Filistin direnişinden 7 Ekim sabahı çok büyük darbe yiyen ve kara harekâtında ağır kayıplar veren İsrail, intikam amacıyla sadece Gazze Şeridi’ndeki masum sivilleri hava saldırılarıyla katletmekle yetinmeyerek Batı Şeria’da da Filistinlilere yönelik baskı ve işkencelerini artırdı.
Savaşın başından bu yana Batı Şeria’da onlarca Filistinli şehit oldu ve direniş yanlısı çok sayıda kişi işgal güçleri tarafından gözaltına alındı.
İsrail İç Güvenlik Bakanı Itamar Ben-Gvir tarafından silahlanmaya teşvik edilen Yahudi yerleşimciler, Filistinlilerin yaşadığı köylerde ve kentlerde terör estiriyorlar.
İşgalcilerin intikam amaçlı eylemlerinden İsrail cezaevlerinde tutulan, darbedilen ve hakaretlere maruz kalan; hücre hapsiyle cezalandırılan, gayri insani koşullarda başka cezaevlerine transfer edilen Filistinli esirler de nasiplerini alıyorlar.
En kötüsü de kadın esirlerin yaşadıkları.
İsrail’in 7 Ekim’den sonra Batı Şeria’da gözaltına aldıklarından biri de Filistinli kadın gazeteci Lama Khater.
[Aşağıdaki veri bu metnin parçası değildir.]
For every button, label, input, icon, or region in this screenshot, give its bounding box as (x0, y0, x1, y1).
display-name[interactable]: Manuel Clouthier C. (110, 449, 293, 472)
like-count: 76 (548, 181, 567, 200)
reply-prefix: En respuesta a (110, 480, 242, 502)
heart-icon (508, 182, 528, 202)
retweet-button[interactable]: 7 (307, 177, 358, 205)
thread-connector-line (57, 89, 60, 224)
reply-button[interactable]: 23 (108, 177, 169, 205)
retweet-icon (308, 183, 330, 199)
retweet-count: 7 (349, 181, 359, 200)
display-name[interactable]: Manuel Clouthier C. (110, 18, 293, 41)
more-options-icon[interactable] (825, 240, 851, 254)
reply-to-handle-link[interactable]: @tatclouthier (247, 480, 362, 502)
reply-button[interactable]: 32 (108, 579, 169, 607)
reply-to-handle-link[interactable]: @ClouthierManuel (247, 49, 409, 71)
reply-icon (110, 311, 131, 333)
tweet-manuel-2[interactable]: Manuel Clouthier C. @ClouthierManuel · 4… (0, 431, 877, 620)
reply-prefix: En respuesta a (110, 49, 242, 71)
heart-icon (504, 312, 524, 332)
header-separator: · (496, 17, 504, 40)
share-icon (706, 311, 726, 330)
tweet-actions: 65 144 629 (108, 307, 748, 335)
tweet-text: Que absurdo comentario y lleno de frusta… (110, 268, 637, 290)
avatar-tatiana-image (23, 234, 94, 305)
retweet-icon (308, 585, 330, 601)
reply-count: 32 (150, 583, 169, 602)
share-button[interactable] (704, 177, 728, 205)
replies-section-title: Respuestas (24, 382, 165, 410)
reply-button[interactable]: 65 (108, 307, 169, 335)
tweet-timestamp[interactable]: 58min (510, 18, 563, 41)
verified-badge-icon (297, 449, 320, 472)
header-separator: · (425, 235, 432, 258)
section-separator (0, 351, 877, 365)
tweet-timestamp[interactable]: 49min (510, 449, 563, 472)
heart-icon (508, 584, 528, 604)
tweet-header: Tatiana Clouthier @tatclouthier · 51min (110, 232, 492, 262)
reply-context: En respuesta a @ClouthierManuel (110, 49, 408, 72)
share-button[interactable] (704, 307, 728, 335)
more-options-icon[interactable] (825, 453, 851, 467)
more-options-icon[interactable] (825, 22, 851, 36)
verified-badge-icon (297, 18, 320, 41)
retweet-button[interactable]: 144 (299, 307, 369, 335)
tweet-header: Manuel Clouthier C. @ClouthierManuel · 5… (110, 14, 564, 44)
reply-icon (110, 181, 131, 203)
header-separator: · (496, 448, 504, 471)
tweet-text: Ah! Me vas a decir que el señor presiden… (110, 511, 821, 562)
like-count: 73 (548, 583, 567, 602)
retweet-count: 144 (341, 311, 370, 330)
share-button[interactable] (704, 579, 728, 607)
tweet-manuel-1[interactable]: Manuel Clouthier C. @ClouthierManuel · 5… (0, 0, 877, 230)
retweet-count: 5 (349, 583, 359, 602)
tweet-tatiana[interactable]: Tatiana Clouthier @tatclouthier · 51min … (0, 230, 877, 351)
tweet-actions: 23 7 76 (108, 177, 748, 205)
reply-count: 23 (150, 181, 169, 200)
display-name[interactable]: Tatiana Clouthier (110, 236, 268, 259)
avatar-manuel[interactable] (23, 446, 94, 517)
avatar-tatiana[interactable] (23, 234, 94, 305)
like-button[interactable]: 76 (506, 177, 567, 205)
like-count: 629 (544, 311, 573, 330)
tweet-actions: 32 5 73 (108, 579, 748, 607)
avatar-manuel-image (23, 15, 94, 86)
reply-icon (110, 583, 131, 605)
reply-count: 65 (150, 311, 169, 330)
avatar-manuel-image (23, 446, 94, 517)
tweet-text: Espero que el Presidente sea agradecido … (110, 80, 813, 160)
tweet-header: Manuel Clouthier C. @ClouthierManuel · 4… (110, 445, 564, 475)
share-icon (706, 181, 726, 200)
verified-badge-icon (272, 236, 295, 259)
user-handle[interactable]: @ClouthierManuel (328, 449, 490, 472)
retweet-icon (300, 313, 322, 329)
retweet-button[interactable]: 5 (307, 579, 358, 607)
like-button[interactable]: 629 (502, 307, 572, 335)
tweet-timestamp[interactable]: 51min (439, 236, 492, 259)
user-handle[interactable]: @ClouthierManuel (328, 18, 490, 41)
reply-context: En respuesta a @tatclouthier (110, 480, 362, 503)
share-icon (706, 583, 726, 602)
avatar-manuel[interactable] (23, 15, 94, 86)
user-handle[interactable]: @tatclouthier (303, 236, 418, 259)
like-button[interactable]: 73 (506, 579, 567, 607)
26 Ekim sabahı El-Halil’deki evine baskın düzenlenerek gözaltına alınan Khater’ın avukatı, İsrailli subayın beş çocuk annesi Filistinli kadın yazara “Yanımda 20 asker var. Sana tecavüz etmek istiyoruz. Çocuklarını gözaltına alıp yakmak istiyoruz. Siz savaş esirisiniz. Size istediğimizi yaparız” dediğini aktarıyor.
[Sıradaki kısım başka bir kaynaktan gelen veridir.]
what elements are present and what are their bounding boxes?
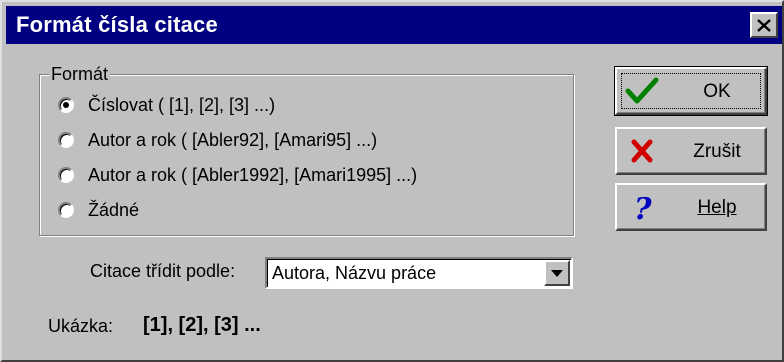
sort-by-label: Citace třídit podle:	[90, 261, 236, 281]
radio-option-author-year-long[interactable]: Autor a rok ( [Abler1992], [Amari1995] .…	[58, 160, 417, 190]
question-mark-icon: ?	[634, 192, 652, 222]
svg-text:?: ?	[634, 192, 652, 222]
title-bar[interactable]: Formát čísla citace	[6, 6, 782, 44]
radio-label-author-year-long: Autor a rok ( [Abler1992], [Amari1995] .…	[88, 164, 418, 185]
sort-by-selected-value: Autora, Názvu práce	[272, 263, 437, 283]
red-x-icon	[631, 139, 653, 163]
radio-label-numbered: Číslovat ( [1], [2], [3] ...)	[88, 94, 276, 115]
preview-label: Ukázka:	[48, 316, 114, 336]
format-group-legend: Formát	[49, 64, 111, 85]
radio-label-author-year-short: Autor a rok ( [Abler92], [Amari95] ...)	[88, 129, 378, 150]
close-button[interactable]	[750, 12, 778, 38]
radio-button[interactable]	[58, 132, 74, 148]
cancel-button-label: Zrušit	[693, 141, 741, 162]
help-button[interactable]: ? Help	[615, 183, 767, 231]
close-icon	[757, 18, 771, 32]
radio-option-numbered[interactable]: Číslovat ( [1], [2], [3] ...)	[58, 90, 275, 120]
chevron-down-icon	[551, 269, 563, 277]
radio-option-none[interactable]: Žádné	[58, 195, 139, 225]
preview-value: [1], [2], [3] ...	[143, 314, 261, 336]
ok-button[interactable]: OK	[614, 66, 768, 116]
dialog-title: Formát čísla citace	[16, 12, 218, 37]
radio-option-author-year-short[interactable]: Autor a rok ( [Abler92], [Amari95] ...)	[58, 125, 377, 155]
checkmark-icon	[625, 77, 659, 104]
citation-format-dialog: Formát čísla citace Formát Číslovat ( [1…	[0, 0, 784, 362]
radio-button-checked[interactable]	[58, 97, 74, 113]
cancel-button[interactable]: Zrušit	[615, 127, 767, 175]
radio-button[interactable]	[58, 167, 74, 183]
ok-button-label: OK	[703, 81, 731, 102]
radio-button[interactable]	[58, 202, 74, 218]
dropdown-arrow-button[interactable]	[544, 260, 570, 286]
radio-label-none: Žádné	[88, 199, 140, 220]
help-button-label: Help	[697, 197, 737, 218]
sort-by-dropdown[interactable]: Autora, Názvu práce	[265, 257, 573, 289]
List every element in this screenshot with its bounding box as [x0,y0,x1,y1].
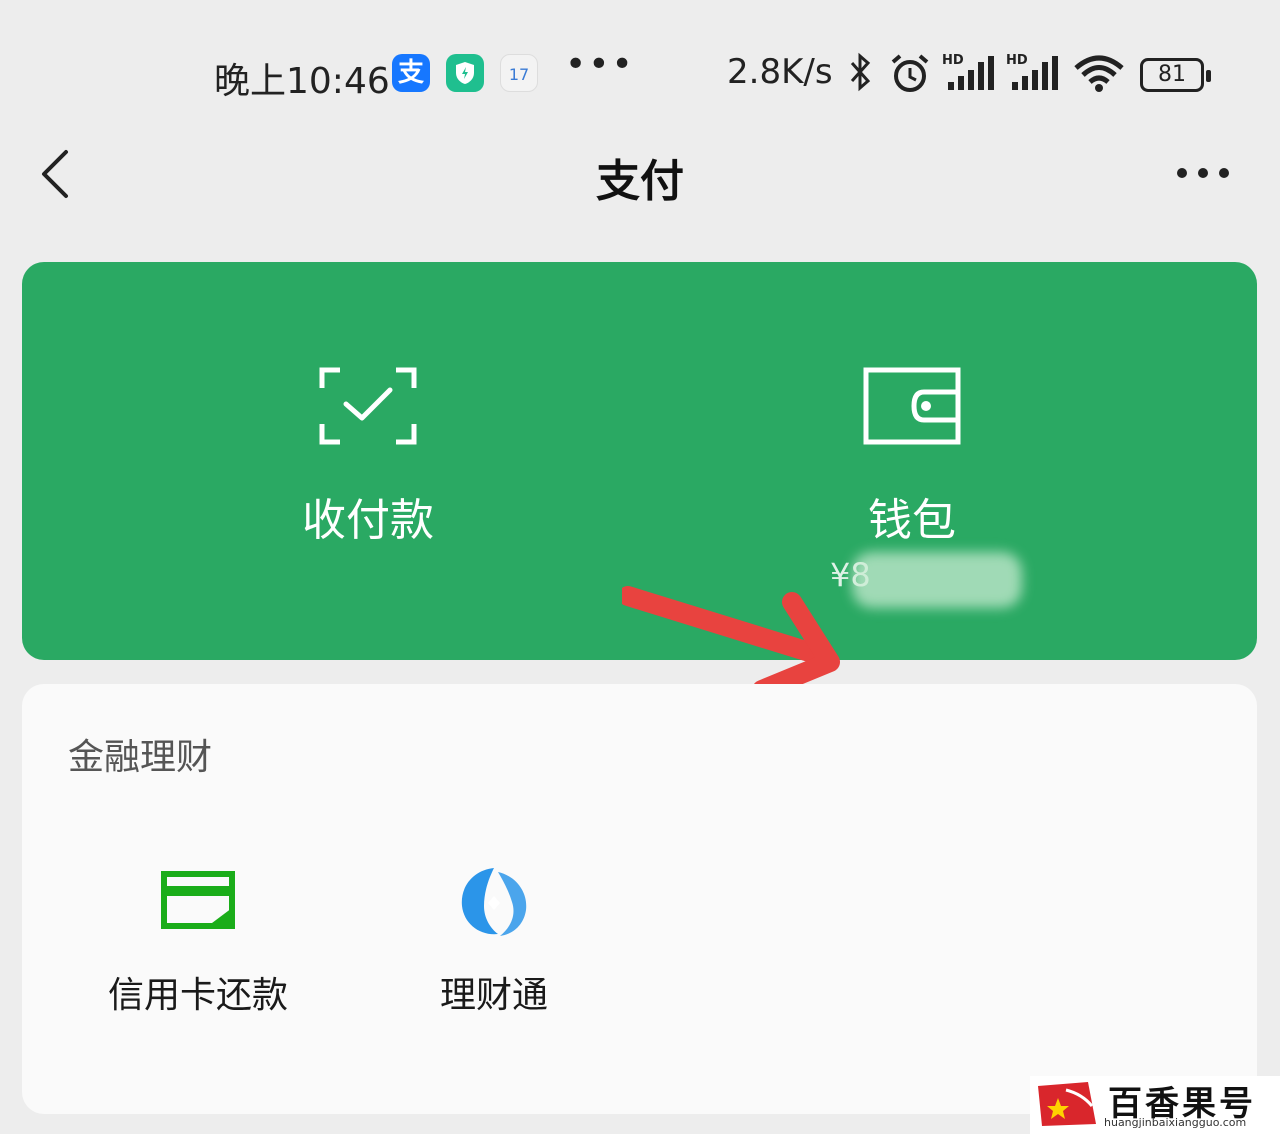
signal-hd-icon: HD [942,53,994,90]
status-time: 晚上10:46 [214,61,390,102]
wallet-button[interactable]: 钱包 ¥8 [762,262,1062,660]
alarm-icon [891,54,929,92]
network-speed: 2.8K/s [727,52,833,92]
watermark: 百香果号 huangjinbaixiangguo.com [1030,1076,1280,1134]
page-title: 支付 [596,156,684,207]
finance-section-title: 金融理财 [68,737,213,778]
licaitong-icon [461,868,527,936]
shield-icon [446,54,484,92]
pay-receive-label: 收付款 [302,495,434,546]
scan-check-icon [319,367,417,445]
svg-text:HD: HD [942,53,964,68]
licaitong-label: 理财通 [439,975,548,1016]
battery-icon: 81 [1140,58,1211,92]
alipay-icon: 支 [392,54,430,92]
watermark-logo-icon [1038,1082,1096,1126]
watermark-url: huangjinbaixiangguo.com [1104,1116,1247,1129]
balance-blur-mask [852,552,1022,608]
finance-card: 金融理财 信用卡还款 理财通 [22,684,1257,1114]
notification-more-icon: ••• [565,44,635,85]
more-dots-icon[interactable] [1170,150,1236,196]
payment-card: 收付款 钱包 ¥8 [22,262,1257,700]
credit-card-icon [161,871,235,929]
status-bar: 晚上10:46 支 17 ••• 2.8K/s HD HD 81 [0,40,1280,110]
pay-receive-button[interactable]: 收付款 [218,262,518,660]
credit-card-repay-button[interactable]: 信用卡还款 [68,854,328,1016]
credit-card-repay-label: 信用卡还款 [107,975,288,1016]
wifi-icon [1074,55,1124,92]
wallet-icon [863,367,961,445]
licaitong-button[interactable]: 理财通 [364,854,624,1016]
calendar-icon: 17 [500,54,538,92]
signal-hd-icon: HD [1006,53,1058,90]
bluetooth-icon [850,52,871,92]
svg-text:HD: HD [1006,53,1028,68]
wallet-label: 钱包 [868,495,956,546]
Batı Şeria sokaklarında İsrail askerlerinin Filistinli genç kızları üst araması bahanesiyle taciz ettiklerini gösteren ve vicdan sahibi herkesi kahreden videolar var.
İşgal altındaki Filistin topraklarından “Vâ Mu’tasımâh!” (Neredesin ey Mu’tasım) sesleri yükseliyor ama ne yazık ki Mu’tasım yok.
Bugün Afyon vilayeti sınırları içinde bulunan, eski adıyla Amuriye şehrinin Rum valisi esir aldığı Müslüman bir kadını eziyet ve hakaret ederek sürükleyip götürürken kadın “Vâ Mu’tasımâh!” diye bağırır.
Rum vali, “Mu’tasım şimdi beyaz atlı ordularıyla gelir, seni kurtarır” diyerek kadınla alay eder.
Bu haber Bağdat’a ulaşınca Abbasi Halifesi Mu’tasım Billah derhâl harekete geçer, büyük bir ordu hazırlayarak Amuriye’ye yürür, şehri fetheder ve kadını kurtarır.
Günümüzde dünyanın çeşitli bölgelerinde zulme uğrayan ve “Vâ Mu’tasımâh!” diye haykıran o kadar çok Müslüman kadın var ki Mu’tasım Billah gelse hangi birinin yardımına koşacağını şaşırır.
Sütçü İmam örneğinde olduğu gibi Müslüman kadının iffetini ve namusunu korumak için savaşmanın tarihimizde birçok örneği var.
Müslümanlar bugün Filistin başta olmak üzere dünyanın birçok yerinde kardeşlerine sahip çıkamıyorlarsa bunun başlıca sebebi, bölük pörçük bir hâlde ve halk iradesini temsil etmeyen diktatör rejimler tarafından yönetiliyor olmalarıdır.
Onun için Arap Baharı en çok İsrail’i korkuttu ve demokrasiyi dilinden düşürmeyen Batı; Arap halklarının demokrasi mücadelesine değil, diktatörlere destek verdi.
Bugün Mısır’ın başında “Gazze’yi asla yalnızlığa terk etmeyeceğiz” diyen Muhammed Mursi olsaydı Refah Kapısı’nın insani yardım girişine açılması için İsrail’in ve ABD’nin izni gerekir miydi?
İslam ülkelerini Filistin için bir araya getirme düşüncesi kulağa hoş geliyor ancak mevcut rejimlerle bunun mümkün olup olmadığını ve böyle bir girişimden ne kadar sonuç alınabileceğini de görmek gerekiyor.